Fig. 2 Schematic drawing showing the possible relation of fundamental physical theories. The horizontal dash line divides the regions with zero and nonzero Planck's constant h; the vertical line separates regions of zero and nonzero 1/c, c being the velocity of light; within the circle the Boltzmann's constant k is zero, k ¹ 0 outside the circle

The relativistic theory was created by A. Einstein almost single-handed. The quantum theory was formulated in the hands of several prominent masters of physics. The science of complexity, due to its very nature, is being shaped by thousands of workers from various disciplines. The study of chaos will certainly help us to understand the physics of complexity with finiteness being raised into a fundamental principle. At the present time, we are far from the completion of this programme.

Acknowledgements

I would like to take the opportunity to thank Professor Peng Huan-wu, who has constantly inspired me by asking about the fundamental principle underlying statistical physics and by emphasizing the importance of finiteness. Our own research mentioned in this talk has been supported by the Chinese Natural Science Foundation.

Notes

1. See, e.g., the first part of Ref. [2], where more than 200 books are listed.
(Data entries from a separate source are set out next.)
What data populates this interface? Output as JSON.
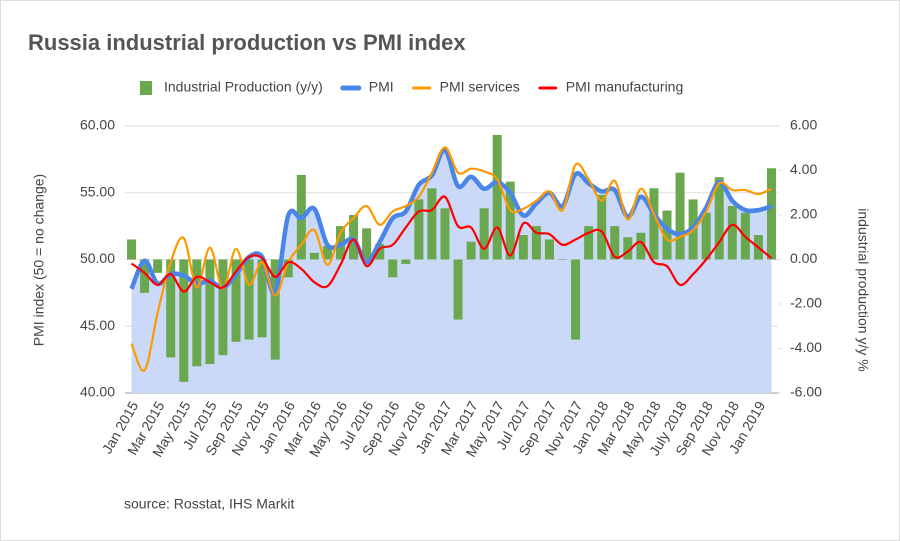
{
  "chart_data": {
    "type": "combo",
    "title": "Russia industrial production vs PMI index",
    "ylabel": "PMI index (50 = no change)",
    "y2label": "industrial production y/y %",
    "source": "source: Rosstat, IHS Markit",
    "categories": [
      "Jan 2015",
      null,
      "Mar 2015",
      null,
      "May 2015",
      null,
      "Jul 2015",
      null,
      "Sep 2015",
      null,
      "Nov 2015",
      null,
      "Jan 2016",
      null,
      "Mar 2016",
      null,
      "May 2016",
      null,
      "Jul 2016",
      null,
      "Sep 2016",
      null,
      "Nov 2016",
      null,
      "Jan 2017",
      null,
      "Mar 2017",
      null,
      "May 2017",
      null,
      "Jul 2017",
      null,
      "Sep 2017",
      null,
      "Nov 2017",
      null,
      "Jan 2018",
      null,
      "Mar 2018",
      null,
      "May 2018",
      null,
      "July 2018",
      null,
      "Sep 2018",
      null,
      "Nov 2018",
      null,
      "Jan 2019",
      null
    ],
    "series": [
      {
        "name": "Industrial Production (y/y)",
        "type": "bar",
        "axis": "y2",
        "color": "#6aa84f",
        "values": [
          0.9,
          -1.5,
          -0.6,
          -4.4,
          -5.5,
          -4.8,
          -4.7,
          -4.3,
          -3.7,
          -3.6,
          -3.5,
          -4.5,
          -0.8,
          3.8,
          0.3,
          0.6,
          1.5,
          2.0,
          1.4,
          0.7,
          -0.8,
          -0.2,
          2.7,
          3.2,
          2.3,
          -2.7,
          0.8,
          2.3,
          5.6,
          3.5,
          1.1,
          1.5,
          0.9,
          0.0,
          -3.6,
          1.5,
          2.9,
          1.5,
          1.0,
          1.2,
          3.2,
          2.2,
          3.9,
          2.7,
          2.1,
          3.7,
          2.4,
          2.1,
          1.1,
          4.1
        ]
      },
      {
        "name": "PMI",
        "type": "area",
        "color": "#4a86e8",
        "fill": "#c9d9f7",
        "values": [
          47.8,
          49.9,
          48.2,
          48.9,
          48.8,
          48.2,
          48.4,
          47.9,
          48.9,
          50.2,
          50.2,
          47.5,
          53.3,
          53.1,
          53.8,
          51.1,
          51.1,
          51.5,
          49.8,
          51.3,
          53.1,
          53.6,
          55.6,
          56.3,
          58.2,
          55.5,
          56.2,
          55.3,
          55.8,
          55.0,
          53.3,
          54.2,
          55.0,
          54.0,
          56.4,
          55.7,
          55.1,
          55.2,
          53.2,
          54.7,
          53.4,
          52.3,
          51.9,
          52.4,
          53.9,
          55.8,
          54.4,
          53.7,
          53.7,
          54.0
        ]
      },
      {
        "name": "PMI services",
        "type": "line",
        "color": "#ff9900",
        "values": [
          43.7,
          41.7,
          46.0,
          49.8,
          51.6,
          47.9,
          50.9,
          47.8,
          50.8,
          48.1,
          49.8,
          47.3,
          49.8,
          51.1,
          52.2,
          49.6,
          52.0,
          53.1,
          54.0,
          52.6,
          53.6,
          54.0,
          54.7,
          56.5,
          58.4,
          56.5,
          56.8,
          56.6,
          56.0,
          53.7,
          53.8,
          54.4,
          55.1,
          53.7,
          57.1,
          56.0,
          54.4,
          55.9,
          53.0,
          55.3,
          53.4,
          51.5,
          51.7,
          52.2,
          53.6,
          55.7,
          55.2,
          55.2,
          54.9,
          55.3
        ]
      },
      {
        "name": "PMI manufacturing",
        "type": "line",
        "color": "#ff0000",
        "values": [
          49.7,
          49.0,
          48.1,
          48.9,
          47.6,
          48.7,
          48.3,
          47.9,
          49.1,
          50.2,
          50.1,
          48.7,
          49.8,
          49.3,
          48.3,
          48.0,
          49.6,
          51.5,
          49.5,
          50.8,
          51.1,
          52.4,
          53.6,
          53.7,
          54.7,
          52.5,
          52.4,
          50.8,
          52.4,
          50.3,
          52.7,
          52.0,
          51.9,
          51.1,
          51.5,
          52.0,
          52.1,
          50.2,
          50.6,
          51.3,
          49.8,
          49.5,
          48.1,
          48.9,
          50.0,
          51.3,
          52.6,
          51.7,
          50.9,
          50.1
        ]
      }
    ],
    "ylim": [
      40,
      60
    ],
    "yticks": [
      {
        "value": 40,
        "label": "40.00"
      },
      {
        "value": 45,
        "label": "45.00"
      },
      {
        "value": 50,
        "label": "50.00"
      },
      {
        "value": 55,
        "label": "55.00"
      },
      {
        "value": 60,
        "label": "60.00"
      }
    ],
    "y2lim": [
      -6,
      6
    ],
    "y2ticks": [
      {
        "value": -6,
        "label": "-6.00"
      },
      {
        "value": -4,
        "label": "-4.00"
      },
      {
        "value": -2,
        "label": "-2.00"
      },
      {
        "value": 0,
        "label": "0.00"
      },
      {
        "value": 2,
        "label": "2.00"
      },
      {
        "value": 4,
        "label": "4.00"
      },
      {
        "value": 6,
        "label": "6.00"
      }
    ],
    "grid": true,
    "legend": "top"
  }
}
2. In Ref. [2] more than 7,000 papers are listed, of which about 2,800 contain the word chaos or chaotic or strange attractor in their title.

3. See, e.g., the description in Mehra and Rechenberg's book [3].

References

[1] A. S. Wightman, in Perspectives in Statistical Physics, ed. H. J. Raveche, North-Holland (1981), p.347.

[2] Zhang Shu-yu, Bibliography on Chaos, vol. 5 of Directions in Chaos, World Scientific Publishing Co. (1991).

[3] J. Mehra and H. Rechenberg, The Historical Development of Quantum Theory, vol. 3, Springer-Verlag (1982).

[4] B.-L. Hao, Phys. Lett. A86: 287-288 (1981).

[5] G. Hu and B.-L. Hao, Commun. Theor. Phys. 2: 1473 (1983).

[6] E. N. Lorenz, J. Atmos. Sci. 20: 130 (1963).

[7] B.-L. Hao, Elementary Symbolic Dynamics and Chaos in Dissipative Systems, World Scientific, (1989).

[8] W.-M. Zheng and B.-L. Hao, Applied Symbolic Dynamics, in Experimental Study and Characterization of Chaos, vol. 3 of Directions in Chaos, World Scientific (1990).

[9] A. Einstein, Verh. Dtsch. Phys. Ges. 19: 82 (1917).

[10] M. V. Berry, Physics Scripta 40: 355 (1989).

[11] M. Born, "Is Classical Mechanics in Fact Deterministic?" Phys. Blotter 11 (9): 49 (1955); reprinted in Physics of My Generation, Springer-Verlag (1964).